When I was growing up, in Lynwood, California, Watts on one side, Compton and Long Beach just south, and to the east Downey. My younger brother Philip and I would mow the lawn, take out the trash, and sweep up the flowers, from the Jacaranda tree, which to us seemed endless, from the front sidewalk and the path to our front door. Our sweeping, during the summer, was twice a day, if my mother insisted, as she always did.
We finished our chores and passed my mother’s grooming inspection, hair combed and more importantly, neck and ears washed. An absolute must! We collected our 30 cents. (A candy bar cost 6 cents at the show, a very important consideration for a 7 year old!) So we were candy-less! and we walked a block to Long Beach Blvd. and The Arden Show. We saw Martin and Lewis occasionally but what we really liked were films like This Island Earth and Forbidden Planet: Anne Francis swathed in a gauze swim suit, swimming in a pool, while Leslie Nielsen questioned her, on her father Walter Pigeon’s terrible secret about the Krell of Altair IV. All of this much more important than the dull witted clowning of Martin and Lewis. Not to speak of Robbie the Robot as featured player, in this Sci-Fi melodrama. And the old recycled serials from the forties, like Commander Cody Sky Marshal of The Universe. Or Superman, who was an obvious phony, because the star wasn’t George Reeves, of television fame.

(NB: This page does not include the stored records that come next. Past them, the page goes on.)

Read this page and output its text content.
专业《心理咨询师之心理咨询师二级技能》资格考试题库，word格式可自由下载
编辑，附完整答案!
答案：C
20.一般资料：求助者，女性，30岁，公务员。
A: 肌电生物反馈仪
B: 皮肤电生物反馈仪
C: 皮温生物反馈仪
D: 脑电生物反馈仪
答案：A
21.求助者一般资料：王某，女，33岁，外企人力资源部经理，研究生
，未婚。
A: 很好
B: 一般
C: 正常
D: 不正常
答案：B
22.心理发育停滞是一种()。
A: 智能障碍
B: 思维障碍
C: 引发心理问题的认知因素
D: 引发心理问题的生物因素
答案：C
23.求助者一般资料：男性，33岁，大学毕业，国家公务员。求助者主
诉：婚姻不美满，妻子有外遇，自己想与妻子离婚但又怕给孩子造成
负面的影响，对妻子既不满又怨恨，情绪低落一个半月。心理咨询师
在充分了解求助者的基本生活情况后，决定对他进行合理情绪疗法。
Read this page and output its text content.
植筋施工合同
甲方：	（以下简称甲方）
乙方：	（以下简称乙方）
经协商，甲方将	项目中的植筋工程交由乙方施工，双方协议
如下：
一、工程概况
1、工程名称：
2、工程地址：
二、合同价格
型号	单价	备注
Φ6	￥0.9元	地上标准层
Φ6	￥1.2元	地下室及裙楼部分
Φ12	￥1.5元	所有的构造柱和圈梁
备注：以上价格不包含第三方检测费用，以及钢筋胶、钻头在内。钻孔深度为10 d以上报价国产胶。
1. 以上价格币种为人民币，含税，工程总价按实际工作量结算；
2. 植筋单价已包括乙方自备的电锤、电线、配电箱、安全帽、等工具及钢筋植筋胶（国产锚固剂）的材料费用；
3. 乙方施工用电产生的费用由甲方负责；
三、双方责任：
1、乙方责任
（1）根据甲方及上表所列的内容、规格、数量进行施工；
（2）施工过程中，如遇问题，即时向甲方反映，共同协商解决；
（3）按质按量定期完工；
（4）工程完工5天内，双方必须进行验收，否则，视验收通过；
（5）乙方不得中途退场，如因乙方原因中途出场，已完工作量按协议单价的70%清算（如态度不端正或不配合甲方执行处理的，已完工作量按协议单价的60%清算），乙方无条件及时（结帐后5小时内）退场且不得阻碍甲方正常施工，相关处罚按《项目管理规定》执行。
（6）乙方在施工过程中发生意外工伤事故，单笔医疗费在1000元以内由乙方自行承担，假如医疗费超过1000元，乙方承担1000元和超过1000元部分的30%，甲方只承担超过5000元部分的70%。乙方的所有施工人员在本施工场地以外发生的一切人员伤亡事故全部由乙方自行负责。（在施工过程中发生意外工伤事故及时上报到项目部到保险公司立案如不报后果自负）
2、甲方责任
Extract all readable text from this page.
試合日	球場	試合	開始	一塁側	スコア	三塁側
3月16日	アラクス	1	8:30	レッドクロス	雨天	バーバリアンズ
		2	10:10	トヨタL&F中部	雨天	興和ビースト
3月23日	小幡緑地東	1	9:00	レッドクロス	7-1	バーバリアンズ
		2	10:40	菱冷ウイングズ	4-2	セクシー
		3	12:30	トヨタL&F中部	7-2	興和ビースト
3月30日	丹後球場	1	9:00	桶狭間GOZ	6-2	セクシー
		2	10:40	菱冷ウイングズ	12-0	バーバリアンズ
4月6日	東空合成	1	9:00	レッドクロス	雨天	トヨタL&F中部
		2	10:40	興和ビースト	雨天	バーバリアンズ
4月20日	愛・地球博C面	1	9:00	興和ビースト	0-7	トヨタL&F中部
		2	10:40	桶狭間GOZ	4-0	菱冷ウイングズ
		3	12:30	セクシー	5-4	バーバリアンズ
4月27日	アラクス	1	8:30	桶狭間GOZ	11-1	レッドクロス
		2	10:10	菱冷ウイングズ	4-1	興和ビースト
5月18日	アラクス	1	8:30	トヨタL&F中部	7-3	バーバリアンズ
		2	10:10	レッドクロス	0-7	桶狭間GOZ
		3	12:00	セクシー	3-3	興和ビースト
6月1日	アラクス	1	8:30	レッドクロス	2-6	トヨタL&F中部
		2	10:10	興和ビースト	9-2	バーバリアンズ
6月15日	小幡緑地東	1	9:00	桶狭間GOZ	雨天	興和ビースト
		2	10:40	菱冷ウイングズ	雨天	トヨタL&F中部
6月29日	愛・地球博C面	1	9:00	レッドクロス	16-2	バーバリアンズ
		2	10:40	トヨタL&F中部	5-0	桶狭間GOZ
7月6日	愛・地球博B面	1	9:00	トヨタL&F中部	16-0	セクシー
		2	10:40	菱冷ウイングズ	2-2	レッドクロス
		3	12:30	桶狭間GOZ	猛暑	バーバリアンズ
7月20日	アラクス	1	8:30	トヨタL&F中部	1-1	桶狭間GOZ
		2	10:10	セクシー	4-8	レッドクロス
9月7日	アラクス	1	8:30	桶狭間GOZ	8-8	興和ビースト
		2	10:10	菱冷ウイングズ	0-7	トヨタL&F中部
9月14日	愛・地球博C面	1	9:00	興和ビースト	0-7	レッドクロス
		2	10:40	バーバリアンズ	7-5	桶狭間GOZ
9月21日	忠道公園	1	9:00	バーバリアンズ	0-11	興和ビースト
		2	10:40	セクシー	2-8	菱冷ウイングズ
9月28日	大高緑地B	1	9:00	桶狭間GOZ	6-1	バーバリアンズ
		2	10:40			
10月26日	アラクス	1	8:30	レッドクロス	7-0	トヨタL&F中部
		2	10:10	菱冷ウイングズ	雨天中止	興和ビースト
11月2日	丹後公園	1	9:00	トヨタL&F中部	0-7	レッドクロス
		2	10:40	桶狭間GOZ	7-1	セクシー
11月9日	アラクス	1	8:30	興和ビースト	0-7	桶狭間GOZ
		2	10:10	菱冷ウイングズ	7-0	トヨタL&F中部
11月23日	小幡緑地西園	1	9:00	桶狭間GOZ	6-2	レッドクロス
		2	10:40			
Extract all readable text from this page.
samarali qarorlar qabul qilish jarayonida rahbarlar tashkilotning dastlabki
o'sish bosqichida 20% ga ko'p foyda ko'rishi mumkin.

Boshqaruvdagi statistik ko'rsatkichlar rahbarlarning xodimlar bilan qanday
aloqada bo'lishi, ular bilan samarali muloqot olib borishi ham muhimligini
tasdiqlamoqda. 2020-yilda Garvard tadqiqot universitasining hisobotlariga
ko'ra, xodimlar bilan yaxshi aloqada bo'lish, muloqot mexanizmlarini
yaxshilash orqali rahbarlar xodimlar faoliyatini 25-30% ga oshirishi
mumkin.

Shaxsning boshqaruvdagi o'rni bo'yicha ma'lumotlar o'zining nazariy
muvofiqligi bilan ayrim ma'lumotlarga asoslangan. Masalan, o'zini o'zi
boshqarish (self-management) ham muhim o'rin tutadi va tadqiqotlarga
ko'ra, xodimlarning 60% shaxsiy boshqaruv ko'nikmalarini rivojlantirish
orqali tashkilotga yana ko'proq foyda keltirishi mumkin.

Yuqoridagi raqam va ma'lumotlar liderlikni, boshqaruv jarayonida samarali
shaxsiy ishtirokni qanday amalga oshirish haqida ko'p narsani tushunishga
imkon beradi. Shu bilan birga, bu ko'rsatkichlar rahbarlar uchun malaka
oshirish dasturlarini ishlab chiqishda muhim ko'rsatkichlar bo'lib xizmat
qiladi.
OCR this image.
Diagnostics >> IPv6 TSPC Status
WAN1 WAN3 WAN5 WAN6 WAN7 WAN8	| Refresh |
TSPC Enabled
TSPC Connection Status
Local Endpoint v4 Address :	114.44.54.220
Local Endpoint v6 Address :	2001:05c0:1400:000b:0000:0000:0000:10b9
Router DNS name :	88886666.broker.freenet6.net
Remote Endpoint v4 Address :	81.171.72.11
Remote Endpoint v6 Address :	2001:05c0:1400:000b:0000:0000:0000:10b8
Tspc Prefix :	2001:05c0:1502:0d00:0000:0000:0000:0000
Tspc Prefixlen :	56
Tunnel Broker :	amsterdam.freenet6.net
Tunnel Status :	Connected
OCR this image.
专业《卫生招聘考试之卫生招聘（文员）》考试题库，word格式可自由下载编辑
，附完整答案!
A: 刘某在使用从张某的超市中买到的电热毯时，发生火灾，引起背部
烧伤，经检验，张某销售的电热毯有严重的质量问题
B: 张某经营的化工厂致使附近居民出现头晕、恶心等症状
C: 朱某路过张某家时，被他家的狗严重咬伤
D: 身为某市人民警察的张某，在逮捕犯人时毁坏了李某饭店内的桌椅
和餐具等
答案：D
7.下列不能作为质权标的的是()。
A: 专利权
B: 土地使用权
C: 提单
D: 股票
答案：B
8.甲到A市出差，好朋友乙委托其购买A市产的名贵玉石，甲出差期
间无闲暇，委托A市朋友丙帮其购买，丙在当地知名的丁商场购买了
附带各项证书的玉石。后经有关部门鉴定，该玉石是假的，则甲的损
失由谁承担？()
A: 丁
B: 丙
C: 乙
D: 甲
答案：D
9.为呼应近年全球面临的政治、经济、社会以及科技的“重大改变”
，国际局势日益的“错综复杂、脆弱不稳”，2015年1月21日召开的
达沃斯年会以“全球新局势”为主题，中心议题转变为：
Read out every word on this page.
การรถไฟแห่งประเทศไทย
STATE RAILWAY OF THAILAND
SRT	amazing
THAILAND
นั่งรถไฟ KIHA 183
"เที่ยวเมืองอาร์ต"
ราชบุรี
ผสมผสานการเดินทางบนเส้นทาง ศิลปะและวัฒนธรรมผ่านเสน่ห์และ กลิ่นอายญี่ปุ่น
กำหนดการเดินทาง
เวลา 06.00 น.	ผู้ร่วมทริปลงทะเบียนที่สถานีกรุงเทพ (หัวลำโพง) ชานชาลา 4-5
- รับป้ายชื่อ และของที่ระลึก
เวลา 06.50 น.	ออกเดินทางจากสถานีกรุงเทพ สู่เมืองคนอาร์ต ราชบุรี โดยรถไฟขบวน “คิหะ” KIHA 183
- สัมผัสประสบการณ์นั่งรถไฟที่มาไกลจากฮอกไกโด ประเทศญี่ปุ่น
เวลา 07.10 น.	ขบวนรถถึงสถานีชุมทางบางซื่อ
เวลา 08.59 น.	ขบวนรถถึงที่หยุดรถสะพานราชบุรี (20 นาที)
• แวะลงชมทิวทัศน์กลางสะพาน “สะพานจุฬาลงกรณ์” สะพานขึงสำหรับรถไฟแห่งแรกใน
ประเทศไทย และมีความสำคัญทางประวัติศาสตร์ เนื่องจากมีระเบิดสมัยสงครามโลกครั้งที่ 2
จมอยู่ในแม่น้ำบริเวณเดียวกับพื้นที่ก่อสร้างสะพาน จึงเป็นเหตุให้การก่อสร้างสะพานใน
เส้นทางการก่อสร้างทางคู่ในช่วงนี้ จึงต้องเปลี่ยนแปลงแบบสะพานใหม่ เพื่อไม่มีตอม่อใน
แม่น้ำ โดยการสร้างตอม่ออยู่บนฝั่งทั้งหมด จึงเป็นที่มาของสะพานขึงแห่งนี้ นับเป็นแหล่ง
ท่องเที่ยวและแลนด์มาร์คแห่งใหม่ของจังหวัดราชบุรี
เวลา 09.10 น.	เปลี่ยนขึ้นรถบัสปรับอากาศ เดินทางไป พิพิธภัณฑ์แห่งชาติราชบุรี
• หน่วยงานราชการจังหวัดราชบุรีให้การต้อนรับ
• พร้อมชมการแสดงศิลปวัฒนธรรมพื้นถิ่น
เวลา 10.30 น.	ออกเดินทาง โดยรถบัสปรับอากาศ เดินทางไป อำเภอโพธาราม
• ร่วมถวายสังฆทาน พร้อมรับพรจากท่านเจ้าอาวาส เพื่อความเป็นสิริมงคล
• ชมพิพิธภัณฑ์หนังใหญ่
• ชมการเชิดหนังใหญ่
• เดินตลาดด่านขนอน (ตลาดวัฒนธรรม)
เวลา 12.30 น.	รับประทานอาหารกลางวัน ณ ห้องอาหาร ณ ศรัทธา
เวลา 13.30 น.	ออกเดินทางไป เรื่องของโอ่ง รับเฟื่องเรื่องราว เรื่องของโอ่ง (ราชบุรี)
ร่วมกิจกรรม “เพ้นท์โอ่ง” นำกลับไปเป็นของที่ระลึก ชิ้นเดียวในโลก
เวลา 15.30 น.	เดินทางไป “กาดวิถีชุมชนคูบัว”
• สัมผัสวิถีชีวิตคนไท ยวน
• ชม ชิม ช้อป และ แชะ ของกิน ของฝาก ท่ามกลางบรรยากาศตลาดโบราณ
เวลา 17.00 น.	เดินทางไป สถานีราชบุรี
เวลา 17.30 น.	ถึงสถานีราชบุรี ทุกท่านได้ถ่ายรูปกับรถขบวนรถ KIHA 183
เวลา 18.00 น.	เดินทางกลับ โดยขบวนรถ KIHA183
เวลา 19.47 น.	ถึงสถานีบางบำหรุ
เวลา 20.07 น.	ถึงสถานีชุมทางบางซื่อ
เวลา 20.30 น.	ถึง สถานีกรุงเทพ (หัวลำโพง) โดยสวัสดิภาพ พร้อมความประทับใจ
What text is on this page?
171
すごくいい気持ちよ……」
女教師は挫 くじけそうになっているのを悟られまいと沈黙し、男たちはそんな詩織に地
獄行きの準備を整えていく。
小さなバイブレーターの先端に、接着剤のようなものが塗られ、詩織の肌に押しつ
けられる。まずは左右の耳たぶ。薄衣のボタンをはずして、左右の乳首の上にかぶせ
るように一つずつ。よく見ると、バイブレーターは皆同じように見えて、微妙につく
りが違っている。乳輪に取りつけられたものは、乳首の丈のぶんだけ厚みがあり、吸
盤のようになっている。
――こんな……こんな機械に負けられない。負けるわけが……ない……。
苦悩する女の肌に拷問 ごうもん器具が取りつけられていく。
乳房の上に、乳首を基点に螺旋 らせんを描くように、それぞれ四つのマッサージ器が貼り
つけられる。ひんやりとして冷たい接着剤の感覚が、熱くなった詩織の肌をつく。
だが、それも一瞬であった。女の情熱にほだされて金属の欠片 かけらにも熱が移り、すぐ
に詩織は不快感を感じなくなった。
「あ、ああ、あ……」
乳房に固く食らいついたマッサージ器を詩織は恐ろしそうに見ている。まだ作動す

For my brother and I, our entertainment preference , more an obsession, was Sci-Fi. The Day the Earth Stood Still was our urtext, in its many re-releases, and the subject of endless conversations, steeped in wonder, at the possibility of the existence other life forms, in the age of Nixon/McCarthy Cold War paranoia of the political ‘Other’. That ‘Other’, perfectly cast as lead player, was the very exotic looking Michael Renne, the epitome of the suave sophisticated British gentleman: my brother and I were two California kids in mid-20th America, the very definition of naiveté.
We were the first generation of television addicts; we even turned on the T.V. set and watched the test pattern, on Saturday mornings, before the broadcasts day began. I don’t remember where my parents were. We now live in an age dominated by this noisy unwelcome guest 24/7. For Philip and I, Martin and Lewis were the annoying prelude to what we came to see, a vision of a future. Not knowing that that vision was conceived by the apologists for the American National Security State, the American Movie Industry, that helped make Martin and Lewis equal to the ‘circus’ of the ‘bread and circus’ of that State!